Why Certificate of Need Laws Must Go
IJ’s challenge to North Carolina’s certificate of need (CON) law marks our third challenge to these kinds of state health care regulations.
Taking on CON laws is a key facet of IJ’s strategy to protect economic liberty and strike down regulations that serve only to protect incumbent businesses from competition. Indeed, we have already secured a significant federal court decision in our challenge to Iowa’s CON law, which held that “naked economic protectionism is an illegitimate state interest.”
These cases allow us to urge courts to not simply defer to the government on economic regulation, and they provide IJ with yet another context in which to take on state restrictions of medical autonomy. (IJ’s case representing Georgia lactation consultants is another example of our efforts on this front.) Meanwhile, these cases are fertile ground to reinvigorate state constitutional protections against monopolies, as our North Carolina challenge demonstrates.
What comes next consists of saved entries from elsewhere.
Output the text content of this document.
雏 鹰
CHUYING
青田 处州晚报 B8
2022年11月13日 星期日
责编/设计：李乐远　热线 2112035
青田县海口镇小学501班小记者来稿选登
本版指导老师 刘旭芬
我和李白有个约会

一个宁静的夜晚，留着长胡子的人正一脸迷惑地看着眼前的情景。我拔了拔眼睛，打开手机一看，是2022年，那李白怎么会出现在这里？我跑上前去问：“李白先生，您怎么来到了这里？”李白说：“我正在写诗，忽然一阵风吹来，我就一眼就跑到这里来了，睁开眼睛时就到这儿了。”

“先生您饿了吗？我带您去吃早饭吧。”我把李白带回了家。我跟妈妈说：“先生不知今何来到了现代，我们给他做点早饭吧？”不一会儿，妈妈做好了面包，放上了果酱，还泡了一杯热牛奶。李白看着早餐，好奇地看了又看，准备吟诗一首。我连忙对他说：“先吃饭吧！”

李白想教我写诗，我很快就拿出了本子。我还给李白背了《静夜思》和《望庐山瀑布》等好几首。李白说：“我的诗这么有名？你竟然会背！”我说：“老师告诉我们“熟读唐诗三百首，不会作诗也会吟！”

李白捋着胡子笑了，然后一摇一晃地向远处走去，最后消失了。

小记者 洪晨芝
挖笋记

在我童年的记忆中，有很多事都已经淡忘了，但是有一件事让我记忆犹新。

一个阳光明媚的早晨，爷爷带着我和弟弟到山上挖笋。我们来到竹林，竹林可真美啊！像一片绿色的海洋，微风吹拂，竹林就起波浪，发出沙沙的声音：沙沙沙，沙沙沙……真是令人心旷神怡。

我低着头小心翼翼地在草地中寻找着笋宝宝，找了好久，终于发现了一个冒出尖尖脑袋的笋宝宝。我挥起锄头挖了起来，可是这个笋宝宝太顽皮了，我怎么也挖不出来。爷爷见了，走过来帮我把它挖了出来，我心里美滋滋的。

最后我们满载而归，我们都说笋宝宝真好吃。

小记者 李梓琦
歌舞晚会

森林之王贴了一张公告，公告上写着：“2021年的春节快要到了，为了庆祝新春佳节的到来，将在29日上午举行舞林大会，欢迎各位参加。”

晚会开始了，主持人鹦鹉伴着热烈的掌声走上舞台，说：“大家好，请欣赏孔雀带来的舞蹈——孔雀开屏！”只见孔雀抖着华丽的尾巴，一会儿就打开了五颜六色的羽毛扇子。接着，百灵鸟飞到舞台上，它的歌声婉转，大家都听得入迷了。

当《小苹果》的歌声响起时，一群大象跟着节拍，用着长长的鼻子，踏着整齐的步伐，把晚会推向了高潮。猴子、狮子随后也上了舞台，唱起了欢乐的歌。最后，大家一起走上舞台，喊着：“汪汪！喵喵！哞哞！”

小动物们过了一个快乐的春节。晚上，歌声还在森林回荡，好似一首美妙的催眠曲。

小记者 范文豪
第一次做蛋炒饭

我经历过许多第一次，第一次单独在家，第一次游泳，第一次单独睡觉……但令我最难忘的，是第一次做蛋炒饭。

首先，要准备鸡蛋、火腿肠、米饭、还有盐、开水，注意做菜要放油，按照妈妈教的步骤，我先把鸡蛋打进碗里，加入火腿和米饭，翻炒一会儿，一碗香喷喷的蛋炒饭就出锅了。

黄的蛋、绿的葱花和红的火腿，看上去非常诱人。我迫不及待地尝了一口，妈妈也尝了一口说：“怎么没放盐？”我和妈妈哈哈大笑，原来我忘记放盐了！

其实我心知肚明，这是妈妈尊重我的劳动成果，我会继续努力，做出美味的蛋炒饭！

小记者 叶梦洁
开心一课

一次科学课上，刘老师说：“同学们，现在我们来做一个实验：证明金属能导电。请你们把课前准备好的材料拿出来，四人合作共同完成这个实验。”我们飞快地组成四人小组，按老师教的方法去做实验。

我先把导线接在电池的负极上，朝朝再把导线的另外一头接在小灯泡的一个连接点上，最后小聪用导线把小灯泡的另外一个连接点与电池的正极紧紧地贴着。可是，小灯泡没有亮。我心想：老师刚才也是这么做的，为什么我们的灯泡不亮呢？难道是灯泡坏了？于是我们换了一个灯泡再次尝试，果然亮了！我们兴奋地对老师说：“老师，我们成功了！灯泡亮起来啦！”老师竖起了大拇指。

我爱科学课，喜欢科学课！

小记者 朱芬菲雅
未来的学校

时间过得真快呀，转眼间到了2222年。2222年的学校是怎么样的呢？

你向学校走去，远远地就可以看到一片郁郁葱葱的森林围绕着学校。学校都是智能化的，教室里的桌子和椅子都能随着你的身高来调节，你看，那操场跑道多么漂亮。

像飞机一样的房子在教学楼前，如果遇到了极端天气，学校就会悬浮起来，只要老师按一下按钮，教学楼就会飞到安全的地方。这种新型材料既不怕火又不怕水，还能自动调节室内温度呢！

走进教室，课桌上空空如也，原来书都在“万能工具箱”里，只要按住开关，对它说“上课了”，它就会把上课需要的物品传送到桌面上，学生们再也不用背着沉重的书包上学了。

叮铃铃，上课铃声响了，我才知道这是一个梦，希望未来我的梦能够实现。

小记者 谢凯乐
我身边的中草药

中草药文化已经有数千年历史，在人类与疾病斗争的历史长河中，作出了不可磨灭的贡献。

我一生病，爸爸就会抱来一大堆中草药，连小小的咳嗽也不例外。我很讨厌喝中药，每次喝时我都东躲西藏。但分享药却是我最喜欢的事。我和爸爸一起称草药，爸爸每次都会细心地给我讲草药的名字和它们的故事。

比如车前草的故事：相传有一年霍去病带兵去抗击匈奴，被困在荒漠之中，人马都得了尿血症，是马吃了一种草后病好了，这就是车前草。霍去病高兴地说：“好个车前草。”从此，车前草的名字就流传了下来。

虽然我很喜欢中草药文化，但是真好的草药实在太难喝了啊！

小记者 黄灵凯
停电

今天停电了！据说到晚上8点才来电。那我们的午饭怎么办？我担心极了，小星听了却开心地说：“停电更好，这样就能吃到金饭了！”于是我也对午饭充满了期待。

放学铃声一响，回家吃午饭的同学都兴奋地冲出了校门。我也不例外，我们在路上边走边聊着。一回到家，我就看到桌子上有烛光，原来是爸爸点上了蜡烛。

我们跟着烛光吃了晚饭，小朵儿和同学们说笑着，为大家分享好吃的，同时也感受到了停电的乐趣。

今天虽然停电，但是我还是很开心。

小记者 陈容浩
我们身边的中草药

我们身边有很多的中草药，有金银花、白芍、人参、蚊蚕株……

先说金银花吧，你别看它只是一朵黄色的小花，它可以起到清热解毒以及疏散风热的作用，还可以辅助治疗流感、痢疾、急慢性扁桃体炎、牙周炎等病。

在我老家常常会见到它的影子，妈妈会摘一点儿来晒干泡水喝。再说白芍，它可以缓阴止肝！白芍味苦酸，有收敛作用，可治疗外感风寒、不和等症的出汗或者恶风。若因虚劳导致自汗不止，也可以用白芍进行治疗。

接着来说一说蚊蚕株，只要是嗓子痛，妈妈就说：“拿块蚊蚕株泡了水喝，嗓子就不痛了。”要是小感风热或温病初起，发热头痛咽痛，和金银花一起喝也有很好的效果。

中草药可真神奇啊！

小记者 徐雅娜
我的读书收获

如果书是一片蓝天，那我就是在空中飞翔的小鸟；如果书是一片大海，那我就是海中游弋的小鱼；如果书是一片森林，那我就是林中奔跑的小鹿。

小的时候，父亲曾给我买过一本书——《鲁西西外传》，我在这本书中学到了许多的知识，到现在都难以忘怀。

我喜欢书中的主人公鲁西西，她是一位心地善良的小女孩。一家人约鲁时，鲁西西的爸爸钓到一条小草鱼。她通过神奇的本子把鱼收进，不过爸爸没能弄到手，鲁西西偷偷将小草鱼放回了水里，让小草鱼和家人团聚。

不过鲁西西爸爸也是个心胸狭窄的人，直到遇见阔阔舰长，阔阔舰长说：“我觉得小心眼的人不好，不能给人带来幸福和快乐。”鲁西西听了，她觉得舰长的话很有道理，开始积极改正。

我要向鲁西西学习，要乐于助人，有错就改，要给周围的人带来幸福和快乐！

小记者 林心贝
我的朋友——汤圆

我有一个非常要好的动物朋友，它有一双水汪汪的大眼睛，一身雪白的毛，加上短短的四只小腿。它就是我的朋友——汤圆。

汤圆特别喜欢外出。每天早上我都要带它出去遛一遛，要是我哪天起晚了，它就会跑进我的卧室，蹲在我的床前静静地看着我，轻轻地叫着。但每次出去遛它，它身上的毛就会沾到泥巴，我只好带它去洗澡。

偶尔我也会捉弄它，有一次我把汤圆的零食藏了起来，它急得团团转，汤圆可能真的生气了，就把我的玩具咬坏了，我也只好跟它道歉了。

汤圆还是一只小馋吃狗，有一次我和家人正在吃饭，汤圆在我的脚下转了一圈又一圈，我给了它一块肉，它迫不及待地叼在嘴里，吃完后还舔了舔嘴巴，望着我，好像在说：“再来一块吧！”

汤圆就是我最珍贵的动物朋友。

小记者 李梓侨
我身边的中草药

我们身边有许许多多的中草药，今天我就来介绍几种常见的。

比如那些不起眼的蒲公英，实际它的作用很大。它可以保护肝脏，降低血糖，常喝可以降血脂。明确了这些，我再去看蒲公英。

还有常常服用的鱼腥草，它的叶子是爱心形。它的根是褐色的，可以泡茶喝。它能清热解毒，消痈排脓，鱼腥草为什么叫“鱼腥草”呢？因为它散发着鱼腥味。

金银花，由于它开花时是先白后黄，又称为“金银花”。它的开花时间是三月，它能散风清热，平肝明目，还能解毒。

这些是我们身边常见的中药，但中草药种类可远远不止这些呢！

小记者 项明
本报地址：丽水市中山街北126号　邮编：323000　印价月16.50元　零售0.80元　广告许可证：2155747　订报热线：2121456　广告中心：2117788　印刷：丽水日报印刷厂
Finally, CON lawsuits enable IJ to build precedent striking down regulatory schemes that have become downright irrational given changed circumstances. CON laws were originally justified as a way to keep the costs of public investment in health care down. Today, however, the way the federal government reimburses for health care has fundamentally changed. What’s more, CON laws apply even to health care investments that are entirely privately financed.
CON laws stand in the way of making health care more accessible and affordable. Fourteen states have already eliminated their CON requirements, and IJ’s litigation will make sure the states where these laws remain in place follow suit.